A coalition of immigrant groups was due in court today to argue in a second lawsuit that the INS, in the interest of moving cases more quickly, was trampling on the rights of would-be immigrants.

The groups argued that the intent of Congress had been that the INS tell people entering the country that they may apply for asylum.

The INS regulations do not direct immigration officers to inform people of their rights unless they ask, said Sara Campos, staff attorney for the Lawyers’ Committee for Civil Rights, which filed the suit along with the American Civil Liberties Union.

``How do you know who may be eligible unless you tell them?″ she said.

But an INS attorney said Monday night that people will be informed of their rights under the new regulations. ``We fully believe we’re consistent with the law,″ INS General Counsel David Martin said.

A federal judge was considering this point at today’s hearing.

In the meantime, the law took effect at 12:01 a.m. today.

In court Monday, government attorneys argued that delaying the regulations would be a disaster. ``It’s going to be sheer chaos,″ Justice Department attorney Linda Wendtland told the court. The INS was expected to process more than 5 million people entering the country between today and Saturday.

Wendtland said computers were programmed to accept only new forms beginning today and 24,000 immigration agents have been trained to use the new regulations and would not know what to do without them.

``It would leave those agents entirely at a loss for how to proceed,″ she said.

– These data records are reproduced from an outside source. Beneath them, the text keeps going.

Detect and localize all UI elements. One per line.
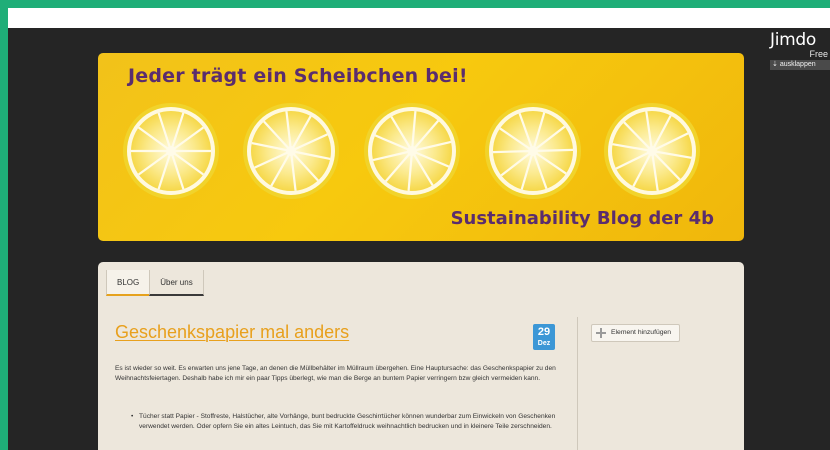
date-month: Dez <box>537 340 551 347</box>
expand-icon: ⇣ <box>772 61 780 68</box>
content-panel: BLOG Über uns Geschenkspapier mal anders… <box>98 262 744 450</box>
jimdo-badge[interactable]: Jimdo Free ⇣ ausklappen <box>770 31 830 70</box>
lemon-slice <box>243 103 339 199</box>
post-bullet-list: Tücher statt Papier - Stoffreste, Halstü… <box>131 412 571 432</box>
expand-label: ausklappen <box>779 61 816 68</box>
tab-ueber-uns[interactable]: Über uns <box>149 270 204 296</box>
post-intro: Es ist wieder so weit. Es erwarten uns j… <box>115 365 556 382</box>
tab-blog[interactable]: BLOG <box>106 270 150 296</box>
date-day: 29 <box>537 326 551 338</box>
date-badge: 29 Dez <box>533 324 555 350</box>
nav-tabs: BLOG Über uns <box>106 270 204 296</box>
banner-subtitle: Sustainability Blog der 4b <box>450 208 714 229</box>
banner-title: Jeder trägt ein Scheibchen bei! <box>128 65 468 87</box>
post-title-link[interactable]: Geschenkspapier mal anders <box>115 322 349 343</box>
lemon-slice <box>364 103 460 199</box>
add-element-label: Element hinzufügen <box>611 329 672 336</box>
lemon-slice <box>123 103 219 199</box>
jimdo-plan-label: Free <box>809 49 828 59</box>
column-divider <box>577 317 578 450</box>
jimdo-logo[interactable]: Jimdo <box>770 31 830 49</box>
browser-frame-top <box>8 8 830 28</box>
header-banner: Jeder trägt ein Scheibchen bei! Sustaina… <box>98 53 744 241</box>
expand-button[interactable]: ⇣ ausklappen <box>770 60 830 70</box>
add-element-button[interactable]: Element hinzufügen <box>591 324 681 342</box>
lemon-slice <box>485 103 581 199</box>
lemon-slice <box>604 103 700 199</box>
page: Jimdo Free ⇣ ausklappen Jeder trägt ein … <box>8 28 830 450</box>
list-item: Tücher statt Papier - Stoffreste, Halstü… <box>131 412 571 432</box>
plus-icon <box>596 328 606 338</box>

The old law gave people trying to enter the country much longer to argue their case, providing them time to consult with friends and lawyers _ or, critics charged, simply disappear.

Under the new law, the rights of federal courts to review deportation and exclusion decisions would be sharply reduced. And the provisions institute three- and 10-year bars to re-entry for certain people found in the United States without authorization.